Unsatisfied with the khatru relay framework, I’ve decided to build my own called rely, with the goal of being simpler and more stable. I’ve not just scratched a personal hitch: I’ve used khatru for several months now (the Vertex relay is still using it) and I encountered several issues, some of which I’ve solved with PRs to the underlying go-nostr library.

The main differences between khatru and rely:

  • rely is much simpler, both architecturally and in terms of LOC (less than half)

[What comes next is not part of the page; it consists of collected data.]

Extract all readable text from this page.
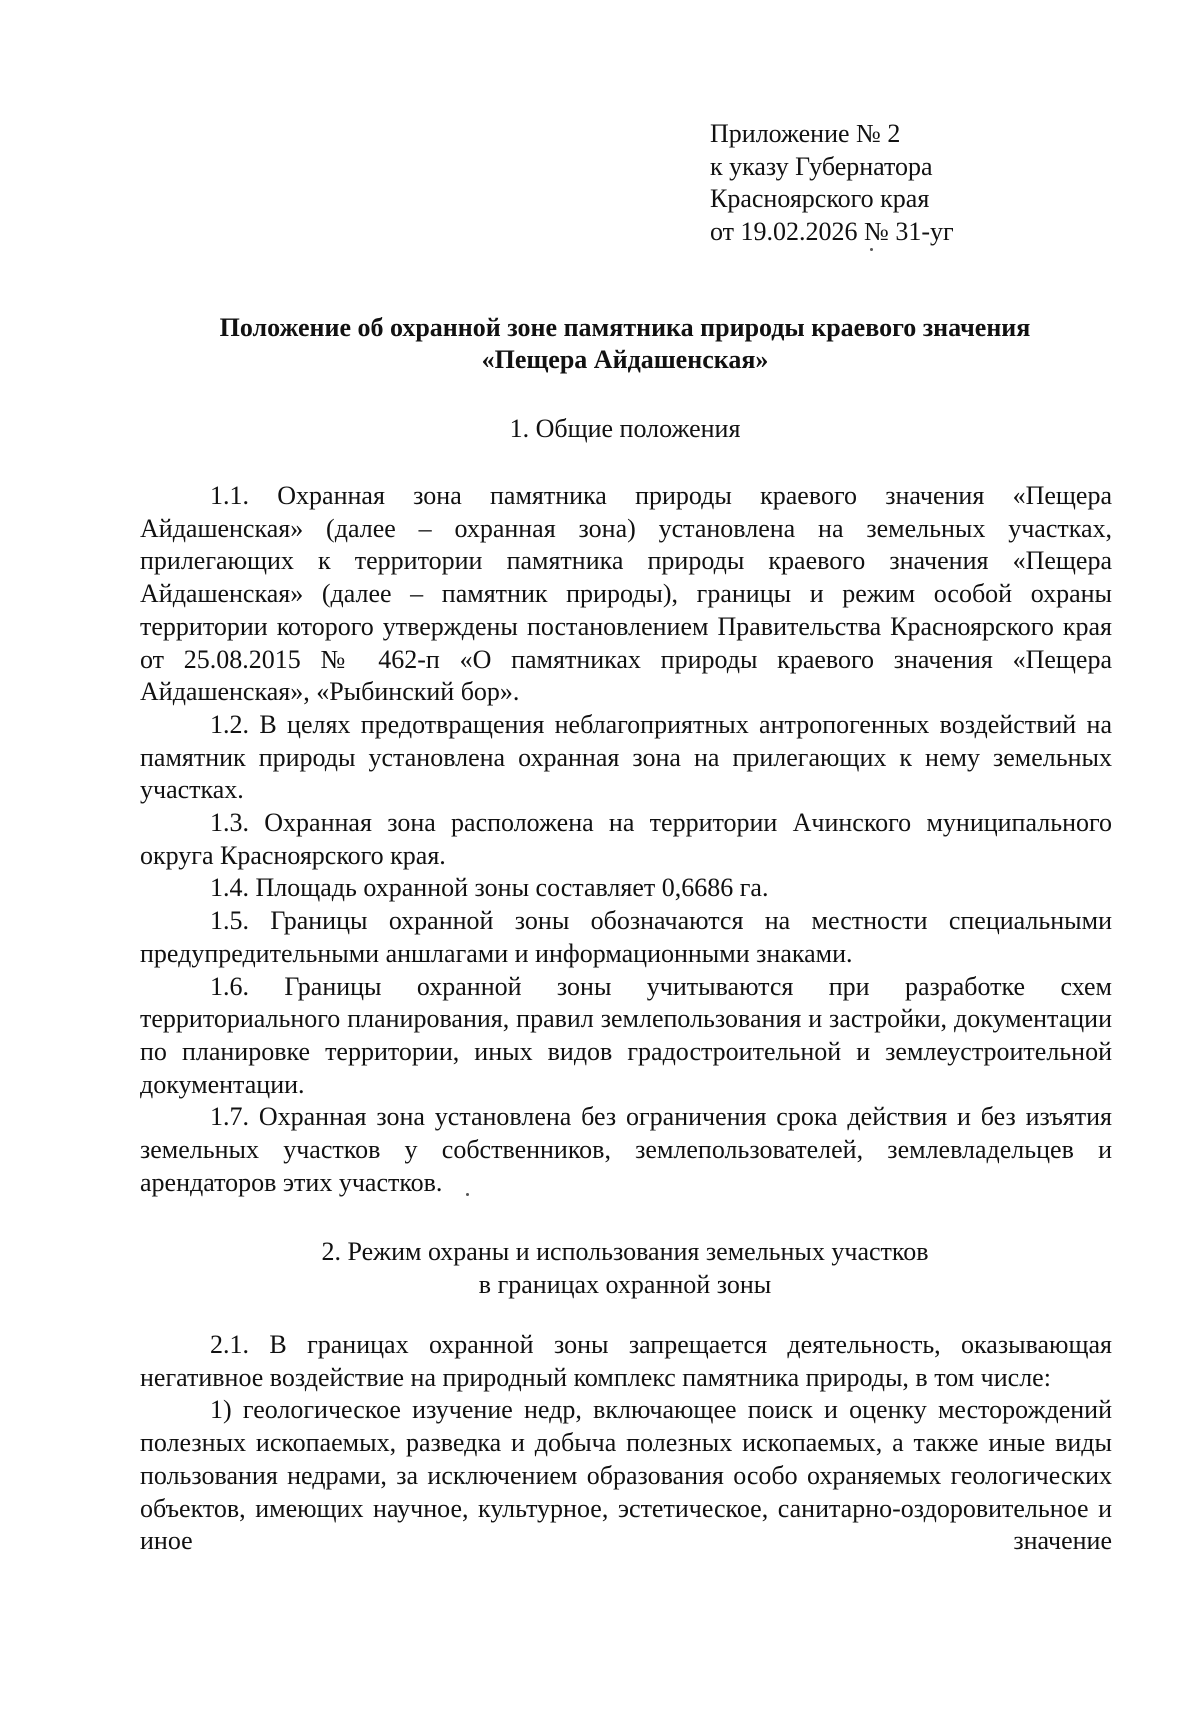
Приложение № 2
к указу Губернатора
Красноярского края
от 19.02.2026 № 31-уг
Положение об охранной зоне памятника природы краевого значения
«Пещера Айдашенская»
1. Общие положения

1.1. Охранная зона памятника природы краевого значения «Пещера Айдашенская» (далее – охранная зона) установлена на земельных участках, прилегающих к территории памятника природы краевого значения «Пещера Айдашенская» (далее – памятник природы), границы и режим особой охраны территории которого утверждены постановлением Правительства Красноярского края от 25.08.2015 № 462-п «О памятниках природы краевого значения «Пещера Айдашенская», «Рыбинский бор».

1.2. В целях предотвращения неблагоприятных антропогенных воздействий на памятник природы установлена охранная зона на прилегающих к нему земельных участках.

1.3. Охранная зона расположена на территории Ачинского муниципального округа Красноярского края.

1.4. Площадь охранной зоны составляет 0,6686 га.

1.5. Границы охранной зоны обозначаются на местности специальными предупредительными аншлагами и информационными знаками.

1.6. Границы охранной зоны учитываются при разработке схем территориального планирования, правил землепользования и застройки, документации по планировке территории, иных видов градостроительной и землеустроительной документации.

1.7. Охранная зона установлена без ограничения срока действия и без изъятия земельных участков у собственников, землепользователей, землевладельцев и арендаторов этих участков.

2. Режим охраны и использования земельных участков
в границах охранной зоны

2.1. В границах охранной зоны запрещается деятельность, оказывающая негативное воздействие на природный комплекс памятника природы, в том числе:

1) геологическое изучение недр, включающее поиск и оценку месторождений полезных ископаемых, разведка и добыча полезных ископаемых, а также иные виды пользования недрами, за исключением образования особо охраняемых геологических объектов, имеющих научное, культурное, эстетическое, санитарно-оздоровительное и иное значение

  • rely has a solid testing approach, where a random yet reproducible high traffic hits the relay to see what breaks

  • rely implements a worker pool pattern where a configurable number of goroutines process the incoming requests from clients. On the other hand, khatru process them in the HandleWebsocket goroutine, which is spawned every time a client connects. This is dangerous in my opinion because if too many clients connect, memory usage would spike and the relay could potentially crash.

New DVM spec

I helped to draft this new proposal to update the DVM spec, which is one of the most controversial NIPs. While almost everyone agrees that it needs to change, there is no consensus on how to move forward. I believe our proposal is a sensible approach that defines discovery, usage, and error patterns while leaving flexibility for specific DVM kinds.

Looking at the future

Next I am going to move the Vertex relay to the rely framework and to the new crawler package. I expect that this will increase the performance and will make things more solid and more simple. After all of this refactoring and simplification, it will be time to finally add features to the Vertex offering. I have an ambitious roadmap consisting of:

  • accepting ecash for DVM requests

  • designing client-side validation schemes for the DVM responses

  • expanding the pagerank algorithm to make use of mutes and reports

  • adding an WoT impersonator check to npub.world

  • adding a nip05 check to npub.world

  • make a relystore package with some plug&play databases for rely.